Rastreamento Câncer de Boca: Protocolo e Recomendações

FBHC - Fundação de Beneficência Hospital de Cirurgia (SE) — Prova 2020

Enunciado

Conforme o Protocolo de Rastreamento do Ministério da Saúde, podemos afirmar que:

Alternativas

  1. A) Recomenda-se contra o rastreamento para o câncer de cólon e reto usando pesquisa de sangue oculto nas fezes, colonoscopia ou sigmoidoscopia, em adultos entre 50 e 75 anos. Os riscos e os benefícios variam conforme o exame de rastreamento.
  2. B) Recomenda-se o rastreamento de rotina para câncer de cólon e reto em adultos entre 76 e 85 anos. Pode haver considerações que suportem o rastreamento desse câncer individualmente.
  3. C) Recomenda-se o rastreamento de câncer de cólon e reto em pacientes de 85 ou mais.
  4. D) As evidências ainda são insuficientes para a recomendação contra ou a favor do exame rotineiro de adultos para o câncer de boca. Grau de recomendação I.
  5. E) Recomenda-se o rastreamento de câncer de mama anual por meio de mamografia para mulheres entre 50 e 74 anos. Grau de recomendação B.

Pérola Clínica

Rastreamento câncer de boca: evidências insuficientes para recomendação rotineira (Grau I).

Resumo-Chave

O Grau de Recomendação I indica que a evidência é insuficiente para recomendar a favor ou contra o rastreamento, devido à falta de estudos de boa qualidade, inconsistência ou resultados conflitantes. Isso significa que a decisão deve ser individualizada e baseada em outros fatores.

Contexto Educacional

O rastreamento de doenças é uma estratégia fundamental em saúde pública, visando a detecção precoce de condições em indivíduos assintomáticos para melhorar o prognóstico. No Brasil, o Ministério da Saúde estabelece protocolos e diretrizes baseados em evidências científicas para otimizar a relação custo-benefício e minimizar danos potenciais. A compreensão desses protocolos é crucial para a prática clínica e para a aprovação em provas de residência. A avaliação das evidências para o rastreamento de câncer de boca, por exemplo, ainda é considerada insuficiente (Grau de Recomendação I) para uma recomendação rotineira em adultos. Isso significa que não há dados robustos que comprovem um benefício claro na redução da mortalidade ou morbidade ao realizar exames de rotina em toda a população. Em contraste, para o câncer de mama, a mamografia anual é recomendada para mulheres entre 50 e 74 anos (Grau B), e para o câncer colorretal, o rastreamento de rotina não é recomendado entre 50 e 75 anos devido à variabilidade de riscos e benefícios dos métodos. Para residentes, é vital não apenas memorizar as recomendações, mas entender a lógica por trás dos graus de evidência. O Grau I indica que a decisão deve ser individualizada, considerando fatores de risco específicos do paciente. A aplicação correta desses protocolos garante uma abordagem preventiva eficaz e segura, evitando exames desnecessários e focando recursos onde há maior impacto na saúde da população.

Perguntas Frequentes

Quais são as recomendações para o rastreamento de câncer de boca no Brasil?

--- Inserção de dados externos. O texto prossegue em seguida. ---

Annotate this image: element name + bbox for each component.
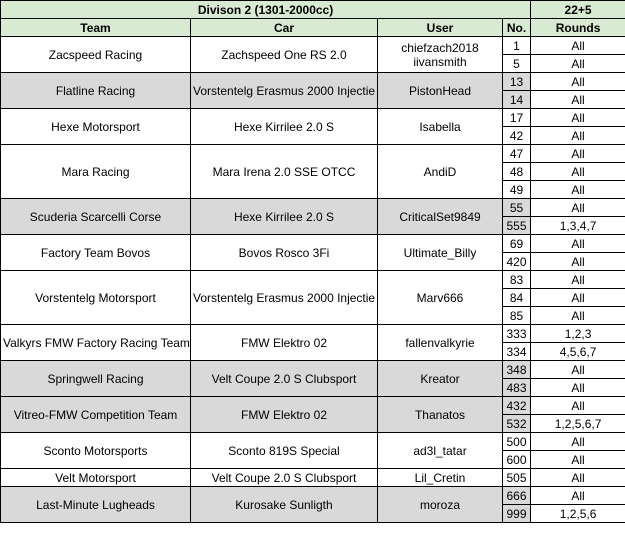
rounds-cell: All bbox=[531, 181, 625, 199]
user-name: PistonHead bbox=[408, 83, 472, 98]
team-cell: Vitreo-FMW Competition Team bbox=[1, 397, 191, 433]
column-header-car: Car bbox=[191, 19, 378, 37]
table-row bbox=[1, 73, 625, 91]
car-number-cell: 84 bbox=[503, 289, 531, 307]
team-cell: Last-Minute Lugheads bbox=[1, 487, 191, 523]
rounds-cell: All bbox=[531, 199, 625, 217]
rounds-cell: 1,2,5,6 bbox=[531, 505, 625, 523]
car-number-cell: 69 bbox=[503, 235, 531, 253]
car-number-cell: 555 bbox=[503, 217, 531, 235]
team-cell: Vorstentelg Motorsport bbox=[1, 271, 191, 325]
rounds-cell: All bbox=[531, 37, 625, 55]
rounds-cell: All bbox=[531, 73, 625, 91]
car-cell: Bovos Rosco 3Fi bbox=[191, 235, 378, 271]
team-cell: Hexe Motorsport bbox=[1, 109, 191, 145]
car-number-cell: 532 bbox=[503, 415, 531, 433]
user-cell bbox=[378, 433, 503, 469]
car-number-cell: 17 bbox=[503, 109, 531, 127]
title-row bbox=[1, 1, 625, 19]
rounds-cell: All bbox=[531, 469, 625, 487]
user-cell bbox=[378, 199, 503, 235]
car-number-cell: 500 bbox=[503, 433, 531, 451]
rounds-cell: All bbox=[531, 361, 625, 379]
user-name: AndiD bbox=[423, 164, 457, 179]
table-row bbox=[1, 487, 625, 505]
user-cell bbox=[378, 109, 503, 145]
car-number-cell: 483 bbox=[503, 379, 531, 397]
car-number-cell: 14 bbox=[503, 91, 531, 109]
table-row bbox=[1, 397, 625, 415]
team-cell: Scuderia Scarcelli Corse bbox=[1, 199, 191, 235]
car-number-cell: 47 bbox=[503, 145, 531, 163]
rounds-cell: All bbox=[531, 433, 625, 451]
car-number-cell: 48 bbox=[503, 163, 531, 181]
car-number-cell: 49 bbox=[503, 181, 531, 199]
user-name: ad3l_tatar bbox=[413, 443, 467, 458]
rounds-cell: All bbox=[531, 397, 625, 415]
rounds-cell: 1,2,5,6,7 bbox=[531, 415, 625, 433]
car-number-cell: 999 bbox=[503, 505, 531, 523]
user-cell bbox=[378, 325, 503, 361]
user-name: chiefzach2018 bbox=[401, 40, 479, 55]
division-title: Divison 2 (1301-2000cc) bbox=[1, 1, 531, 19]
user-cell bbox=[378, 397, 503, 433]
rounds-cell: All bbox=[531, 145, 625, 163]
user-cell bbox=[378, 235, 503, 271]
user-cell bbox=[378, 469, 503, 487]
rounds-cell: All bbox=[531, 307, 625, 325]
user-name: moroza bbox=[419, 497, 460, 512]
header-row bbox=[1, 19, 625, 37]
column-header-user: User bbox=[378, 19, 503, 37]
car-number-cell: 333 bbox=[503, 325, 531, 343]
car-number-cell: 13 bbox=[503, 73, 531, 91]
car-cell: FMW Elektro 02 bbox=[191, 397, 378, 433]
car-number-cell: 1 bbox=[503, 37, 531, 55]
table-row bbox=[1, 199, 625, 217]
car-cell: Sconto 819S Special bbox=[191, 433, 378, 469]
user-name: Lil_Cretin bbox=[414, 470, 466, 485]
team-cell: Zacspeed Racing bbox=[1, 37, 191, 73]
user-name: CriticalSet9849 bbox=[399, 209, 481, 224]
table-row bbox=[1, 145, 625, 163]
user-cell bbox=[378, 361, 503, 397]
car-number-cell: 420 bbox=[503, 253, 531, 271]
rounds-cell: All bbox=[531, 289, 625, 307]
table-row bbox=[1, 325, 625, 343]
car-cell: Zachspeed One RS 2.0 bbox=[191, 37, 378, 73]
team-cell: Velt Motorsport bbox=[1, 469, 191, 487]
car-number-cell: 334 bbox=[503, 343, 531, 361]
rounds-cell: 1,3,4,7 bbox=[531, 217, 625, 235]
user-name: iivansmith bbox=[413, 54, 467, 69]
user-cell bbox=[378, 37, 503, 73]
car-cell: Hexe Kirrilee 2.0 S bbox=[191, 199, 378, 235]
car-number-cell: 505 bbox=[503, 469, 531, 487]
car-cell: FMW Elektro 02 bbox=[191, 325, 378, 361]
user-name: Kreator bbox=[420, 371, 460, 386]
table-body bbox=[1, 37, 625, 523]
table-row bbox=[1, 109, 625, 127]
rounds-cell: 4,5,6,7 bbox=[531, 343, 625, 361]
car-number-cell: 85 bbox=[503, 307, 531, 325]
rounds-cell: All bbox=[531, 451, 625, 469]
car-number-cell: 666 bbox=[503, 487, 531, 505]
team-cell: Mara Racing bbox=[1, 145, 191, 199]
team-cell: Flatline Racing bbox=[1, 73, 191, 109]
rounds-cell: All bbox=[531, 379, 625, 397]
column-header-team: Team bbox=[1, 19, 191, 37]
car-number-cell: 5 bbox=[503, 55, 531, 73]
entry-count: 22+5 bbox=[531, 1, 625, 19]
car-number-cell: 600 bbox=[503, 451, 531, 469]
user-cell bbox=[378, 145, 503, 199]
rounds-cell: All bbox=[531, 163, 625, 181]
rounds-cell: All bbox=[531, 253, 625, 271]
user-cell bbox=[378, 487, 503, 523]
rounds-cell: All bbox=[531, 235, 625, 253]
user-name: Thanatos bbox=[414, 407, 466, 422]
user-name: fallenvalkyrie bbox=[405, 335, 475, 350]
rounds-cell: All bbox=[531, 91, 625, 109]
car-number-cell: 348 bbox=[503, 361, 531, 379]
car-cell: Velt Coupe 2.0 S Clubsport bbox=[191, 469, 378, 487]
rounds-cell: All bbox=[531, 55, 625, 73]
table-row bbox=[1, 469, 625, 487]
table-row bbox=[1, 433, 625, 451]
rounds-cell: All bbox=[531, 127, 625, 145]
car-cell: Mara Irena 2.0 SSE OTCC bbox=[191, 145, 378, 199]
car-number-cell: 83 bbox=[503, 271, 531, 289]
car-cell: Vorstentelg Erasmus 2000 Injectie bbox=[191, 73, 378, 109]
team-cell: Factory Team Bovos bbox=[1, 235, 191, 271]
column-header-rounds: Rounds bbox=[531, 19, 625, 37]
car-number-cell: 42 bbox=[503, 127, 531, 145]
team-cell: Valkyrs FMW Factory Racing Team bbox=[1, 325, 191, 361]
rounds-cell: All bbox=[531, 109, 625, 127]
table-row bbox=[1, 271, 625, 289]
car-cell: Hexe Kirrilee 2.0 S bbox=[191, 109, 378, 145]
table-row bbox=[1, 235, 625, 253]
user-name: Marv666 bbox=[416, 290, 464, 305]
user-name: Isabella bbox=[419, 119, 461, 134]
team-cell: Sconto Motorsports bbox=[1, 433, 191, 469]
table-row bbox=[1, 37, 625, 55]
rounds-cell: All bbox=[531, 487, 625, 505]
rounds-cell: 1,2,3 bbox=[531, 325, 625, 343]
user-cell bbox=[378, 73, 503, 109]
car-cell: Vorstentelg Erasmus 2000 Injectie bbox=[191, 271, 378, 325]
car-number-cell: 55 bbox=[503, 199, 531, 217]
car-number-cell: 432 bbox=[503, 397, 531, 415]
rounds-cell: All bbox=[531, 271, 625, 289]
car-cell: Kurosake Sunligth bbox=[191, 487, 378, 523]
user-name: Ultimate_Billy bbox=[403, 245, 477, 260]
team-cell: Springwell Racing bbox=[1, 361, 191, 397]
column-header-no: No. bbox=[503, 19, 531, 37]
car-cell: Velt Coupe 2.0 S Clubsport bbox=[191, 361, 378, 397]
user-cell bbox=[378, 271, 503, 325]
table-row bbox=[1, 361, 625, 379]
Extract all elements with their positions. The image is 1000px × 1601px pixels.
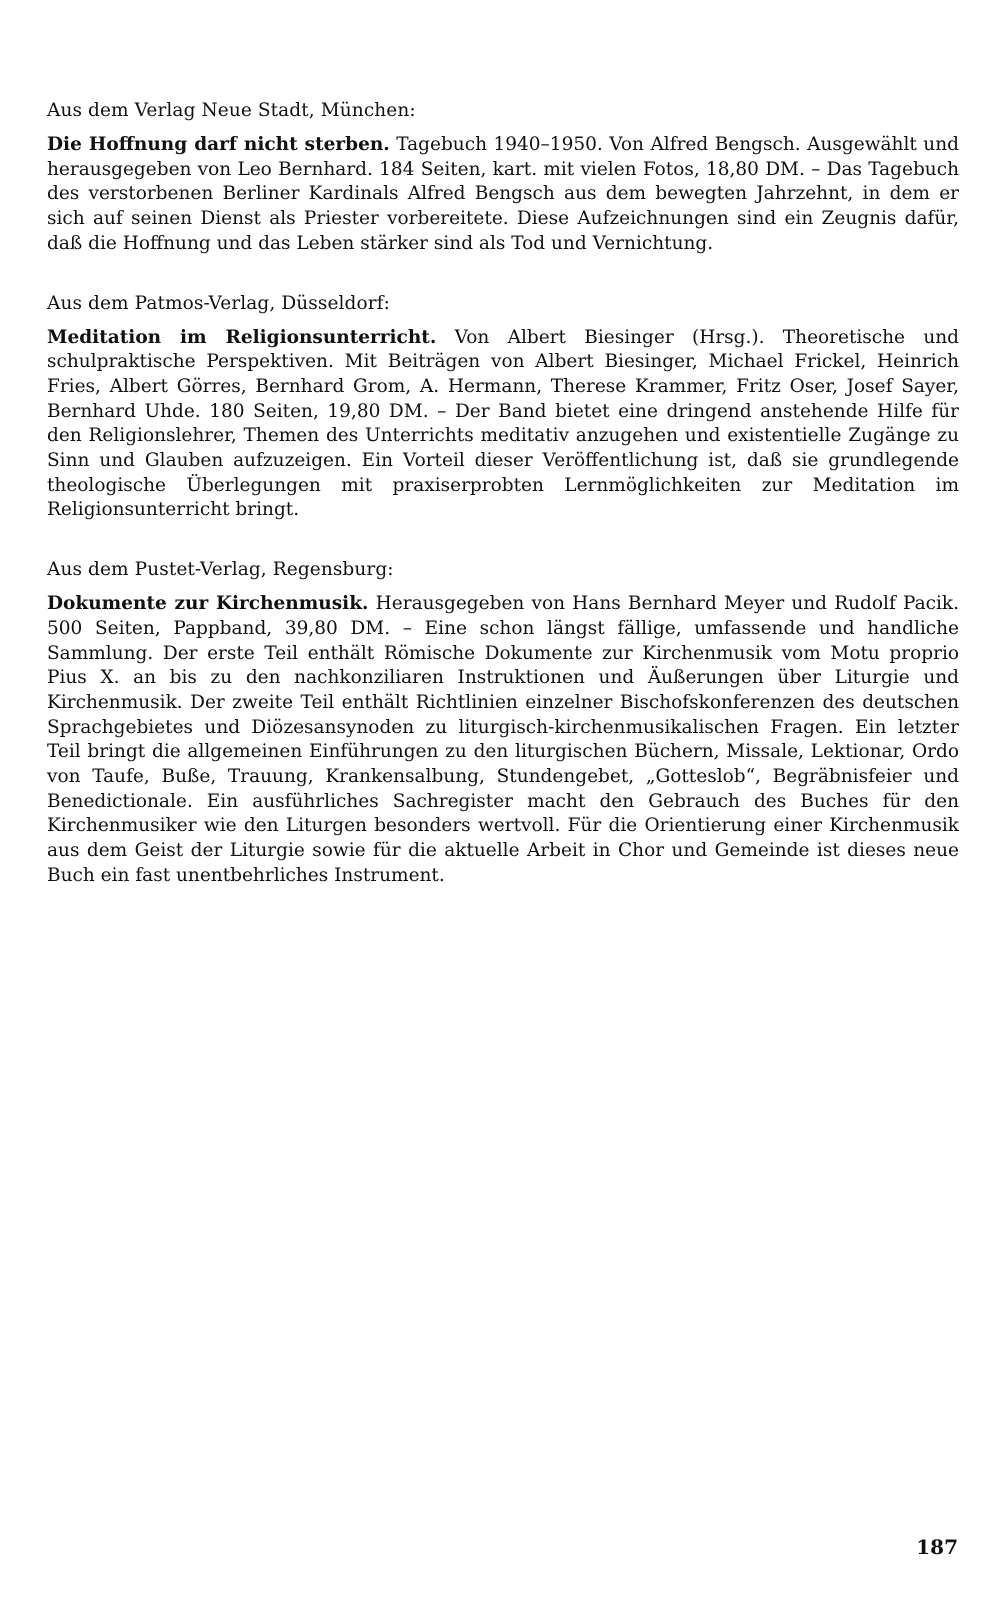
page-content <box>47 98 959 923</box>
publisher-section-pustet <box>47 557 959 888</box>
book-entry <box>47 592 959 888</box>
book-description: Tagebuch 1940–1950. Von Alfred Bengsch. Ausgewählt und herausgegeben von Leo Bernhard. 184 Seiten, kart. mit vielen Fotos, 18,80 DM. – Das Tagebuch des verstorbenen Berliner Kardinals Alfred Bengsch aus dem bewegten Jahrzehnt, in dem er sich auf seinen Dienst als Priester vorbereitete. Diese Aufzeichnungen sind ein Zeugnis dafür, daß die Hoffnung und das Leben stärker sind als Tod und Vernichtung. <box>47 134 959 254</box>
book-entry <box>47 326 959 524</box>
page-number: 187 <box>916 1535 958 1559</box>
publisher-heading: Aus dem Pustet-Verlag, Regensburg: <box>47 559 394 581</box>
book-description: Herausgegeben von Hans Bernhard Meyer und Rudolf Pacik. 500 Seiten, Pappband, 39,80 DM. – Eine schon längst fällige, umfassende und handliche Sammlung. Der erste Teil enthält Römische Dokumente zur Kirchenmusik vom Motu proprio Pius X. an bis zu den nachkonziliaren Instruktionen und Äußerungen über Liturgie und Kirchenmusik. Der zweite Teil enthält Richtlinien einzelner Bischofskonferenzen des deutschen Sprachgebietes und Diözesansynoden zu liturgisch-kirchenmusikalischen Fragen. Ein letzter Teil bringt die allgemeinen Einführungen zu den liturgischen Büchern, Missale, Lektionar, Ordo von Taufe, Buße, Trauung, Krankensalbung, Stundengebet, „Gotteslob“, Begräbnisfeier und Benedictionale. Ein ausführliches Sachregister macht den Gebrauch des Buches für den Kirchenmusiker wie den Liturgen besonders wertvoll. Für die Orientierung einer Kirchenmusik aus dem Geist der Liturgie sowie für die aktuelle Arbeit in Chor und Gemeinde ist dieses neue Buch ein fast unentbehrliches Instrument. <box>47 593 959 886</box>
book-entry <box>47 133 959 257</box>
book-title: Dokumente zur Kirchenmusik. <box>47 593 369 615</box>
publisher-heading: Aus dem Patmos-Verlag, Düsseldorf: <box>47 292 390 314</box>
book-title: Meditation im Religionsunterricht. <box>47 326 437 348</box>
book-description: Von Albert Biesinger (Hrsg.). Theoretische und schulpraktische Perspektiven. Mit Beiträgen von Albert Biesinger, Michael Frickel, Heinrich Fries, Albert Görres, Bernhard Grom, A. Hermann, Therese Krammer, Fritz Oser, Josef Sayer, Bernhard Uhde. 180 Seiten, 19,80 DM. – Der Band bietet eine dringend anstehende Hilfe für den Religionslehrer, Themen des Unterrichts meditativ anzugehen und existentielle Zugänge zu Sinn und Glauben aufzuzeigen. Ein Vorteil dieser Veröffentlichung ist, daß sie grundlegende theologische Überlegungen mit praxiserprobten Lernmöglichkeiten zur Meditation im Religionsunterricht bringt. <box>47 326 959 521</box>
publisher-section-neue-stadt <box>47 98 959 257</box>
publisher-heading: Aus dem Verlag Neue Stadt, München: <box>47 100 416 121</box>
book-title: Die Hoffnung darf nicht sterben. <box>47 134 390 155</box>
publisher-section-patmos <box>47 291 959 524</box>
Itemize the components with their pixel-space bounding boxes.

As evidências são insuficientes para recomendar o rastreamento rotineiro de câncer de boca em adultos assintomáticos, conforme o Grau de Recomendação I do Ministério da Saúde.

Qual a faixa etária recomendada para rastreamento de câncer colorretal?

O Ministério da Saúde não recomenda rastreamento de rotina para câncer colorretal em adultos entre 50 e 75 anos, devido à variação de riscos e benefícios entre os exames.

Como o Ministério da Saúde orienta o rastreamento de câncer de mama?

O rastreamento de câncer de mama anual por mamografia é recomendado para mulheres entre 50 e 74 anos, com Grau de Recomendação B.